Here’s a notice that one hospital gives patients to explain their hospitalization won’t be covered if it’s not medically necessary and that they will be financially responsible for it if they continue their stay.
Notice of Financial Responsibility
Account Number: _______________________________
Date of Service: ________________________________
Name of Patient: _______________________________
Address of Patient: _____________________________________________
_____________________________________________
Dear: ________________________________________,
Your insurance plan has advised us that as of _______________________________ your current medical condition no longer meets their criteria for covered acute care. Because your insurance plan does not cover services that are not medically necessary, should you decide to remain in the hospital, you will be responsible for payment for services provided 24 hours after the date of this notice. You should discuss with your attending physician, Dr. _________________________, other arrangements for any health care that you may require.
We expect that your continued hospitalization will not be covered, as your current medical condition no longer meets their criteria for covered acute care.

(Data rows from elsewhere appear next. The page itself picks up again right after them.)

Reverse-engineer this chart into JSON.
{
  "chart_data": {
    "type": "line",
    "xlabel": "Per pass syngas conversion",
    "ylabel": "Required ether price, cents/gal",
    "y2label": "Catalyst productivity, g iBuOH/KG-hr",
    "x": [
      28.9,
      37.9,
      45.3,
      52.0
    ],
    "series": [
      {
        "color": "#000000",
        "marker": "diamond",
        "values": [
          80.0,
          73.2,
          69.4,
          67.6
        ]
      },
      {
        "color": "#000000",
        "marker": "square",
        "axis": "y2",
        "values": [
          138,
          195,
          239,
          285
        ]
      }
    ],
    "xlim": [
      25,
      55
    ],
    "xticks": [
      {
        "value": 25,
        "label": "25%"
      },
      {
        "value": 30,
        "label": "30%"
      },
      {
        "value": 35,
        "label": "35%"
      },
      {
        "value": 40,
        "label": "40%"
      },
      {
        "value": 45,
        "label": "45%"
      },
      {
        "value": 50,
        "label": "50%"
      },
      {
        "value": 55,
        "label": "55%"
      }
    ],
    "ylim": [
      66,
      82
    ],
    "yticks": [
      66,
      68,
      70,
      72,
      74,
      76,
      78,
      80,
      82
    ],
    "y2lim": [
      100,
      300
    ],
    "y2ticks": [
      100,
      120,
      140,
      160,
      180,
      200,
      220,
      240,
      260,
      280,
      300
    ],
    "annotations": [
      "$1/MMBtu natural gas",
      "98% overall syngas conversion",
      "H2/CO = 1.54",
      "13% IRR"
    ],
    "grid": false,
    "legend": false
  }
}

Because your insurance plan does not cover services that are not medically necessary, should you decide to remain in the hospital, you will be responsible for payment for services provided 24 hours after the date of this notice. You should discuss with your attending physician, Dr. _________________________, other arrangements for any health care that you may require.
This does not necessarily mean that you no longer need medical care and does not mean that you must leave the hospital. If you disagree with this determination, you may appeal this decision by contacting the Customer Service Department indicated on your insurance card.